En Sidney, Australia, han celebrado la llegada del nuevo año 2018. Los lapsus son, desde Freud, expresión de un deseo reprimido. En el error del montador del espectáculo de luz que celebra el año viejo como si fuera nuevo puede leerse el pánico al porvenir, la refracción del bañista que no quiere entrar en la corriente del río, la voluntad de detener el tiempo, la manifestación tecnológica del dicho, virgencita, que me quede como estoy. Los rutinarios deseos de felicidad en el año entrante se recitan con la boca pequeña, a despecho de los augures. Por debajo, un sordo rumor de aciagos presentimientos nos dice, bienvenidos al año en que reventó Europa, volvió la guerra fría y el capitalismo comprendió que no podía avanzar un paso más sin ayuda de los fascistas. Bienvenidos al año en que renunciamos a los derechos humanos por miedo a un puñado de temblorosos inmigrantes. Bienvenidos al año de los líderes ensimismados e incompetentes. Bienvenidos a la segunda guerra de los treinta años.

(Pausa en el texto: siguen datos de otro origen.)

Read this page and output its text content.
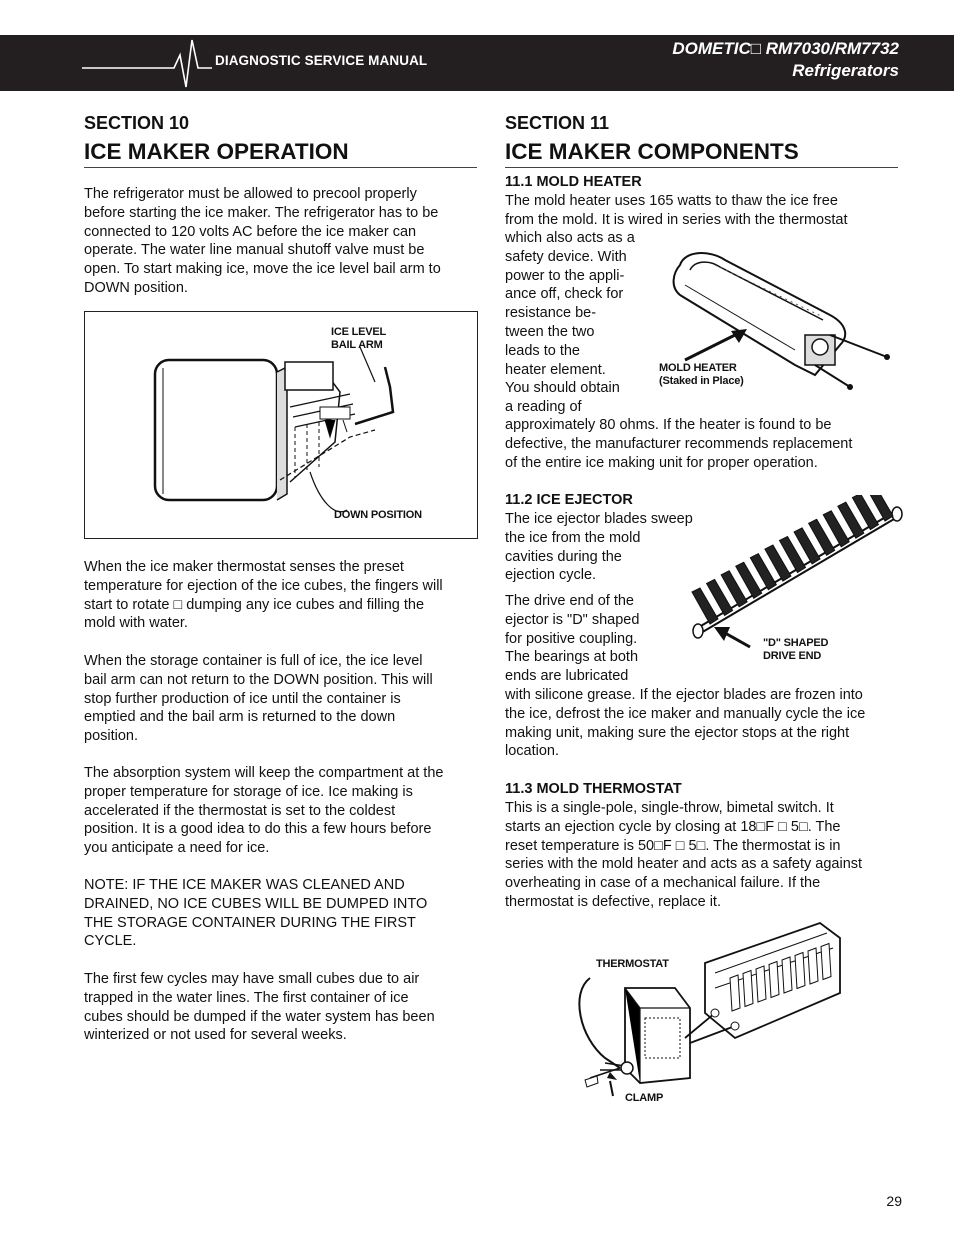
DIAGNOSTIC SERVICE MANUAL
DOMETIC□ RM7030/RM7732
Refrigerators
SECTION 10
ICE MAKER OPERATION
The refrigerator must be allowed to precool properly
before starting the ice maker. The refrigerator has to be
connected to 120 volts AC before the ice maker can
operate. The water line manual shutoff valve must be
open. To start making ice, move the ice level bail arm to
DOWN position.
ICE LEVEL
BAIL ARM
DOWN POSITION
When the ice maker thermostat senses the preset
temperature for ejection of the ice cubes, the fingers will
start to rotate □ dumping any ice cubes and filling the
mold with water.
When the storage container is full of ice, the ice level
bail arm can not return to the DOWN position. This will
stop further production of ice until the container is
emptied and the bail arm is returned to the down
position.
The absorption system will keep the compartment at the
proper temperature for storage of ice. Ice making is
accelerated if the thermostat is set to the coldest
position. It is a good idea to do this a few hours before
you anticipate a need for ice.
NOTE: IF THE ICE MAKER WAS CLEANED AND
DRAINED, NO ICE CUBES WILL BE DUMPED INTO
THE STORAGE CONTAINER DURING THE FIRST
CYCLE.
The first few cycles may have small cubes due to air
trapped in the water lines. The first container of ice
cubes should be dumped if the water system has been
winterized or not used for several weeks.
SECTION 11
ICE MAKER COMPONENTS
11.1 MOLD HEATER
The mold heater uses 165 watts to thaw the ice free
from the mold. It is wired in series with the thermostat
which also acts as a
safety device. With
power to the appli-
ance off, check for
resistance be-
tween the two
leads to the
heater element.
You should obtain
a reading of
MOLD HEATER
(Staked in Place)
approximately 80 ohms. If the heater is found to be
defective, the manufacturer recommends replacement
of the entire ice making unit for proper operation.
11.2 ICE EJECTOR
The ice ejector blades sweep
the ice from the mold
cavities during the
ejection cycle.
The drive end of the
ejector is "D" shaped
for positive coupling.
The bearings at both
ends are lubricated
"D" SHAPED
DRIVE END
with silicone grease. If the ejector blades are frozen into
the ice, defrost the ice maker and manually cycle the ice
making unit, making sure the ejector stops at the right
location.
11.3 MOLD THERMOSTAT
This is a single-pole, single-throw, bimetal switch. It
starts an ejection cycle by closing at 18□F □ 5□. The
reset temperature is 50□F □ 5□. The thermostat is in
series with the mold heater and acts as a safety against
overheating in case of a mechanical failure. If the
thermostat is defective, replace it.
THERMOSTAT
CLAMP
29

El año pasado, en mayo, se dató sin alharaca alguna el cuarto centenario de la primera, que comenzó con la defenestración de unos funcionarios imperiales en el Castillo de Praga. Los defenestrados tuvieron suerte, cayeron en un montón de estiércol y salvaron la vida, pero en Europa se extendió una guerra que duró tres décadas, la guerra más pavorosa registrada en el continente hasta el siglo veinte. Primero fue un enfrentamiento local por razones de fuero entre el poder imperial y dignatarios locales, que viró en guerra de religión y por último en un generalizado conflicto continental en el que todos los poderes de aquella época se sintieron obligados  a participar en busca de beneficios. Para la sociedad europea fue un trance terrible e interminable. En este año pasado y en los anteriores han tenido lugar innumerables defenestraciones. Tiramos por la ventana el estado del bienestar, los acuerdos de desarme nuclear entre potencias, la cohesión social construida después de la segunda guerra mundial y que en España se alcanzó con la constitución del setenta y ocho, y un puñado de peligrosos chiflados han ocupado el poder y están empeñados en una gestualidad agresiva e irritante. También la defenestración de Praga quiso ser un gesto antes que un homicidio, pero no siempre hay un montículo de estiércol para amortiguar el golpe. Por ahora, el estiércol funciona en forma de un divertimento sin fin del que la iluminación del puente de Sidney forma parte. Hace cuatro siglos, el equívoco mensaje del año nuevo se hubiera considerado una señal de la presencia del diablo y alguna mujer habría terminado en la hoguera acusada de brujería.  Ahora suponemos que se resolverá con el despido del responsable, si no es un precario al que se le terminaba el contrato con el año y quiso vengarse del sistema que le tiene agarrado del cuello. Todas las guerras se desencadenan por tres factores: sociedades desarticuladas e irritadas, gobiernos impotentes y agresivos y un tipo lanzado cuya acción individual prende la mecha. No sabemos en qué grado interactúan estos tres factores ahora mismo.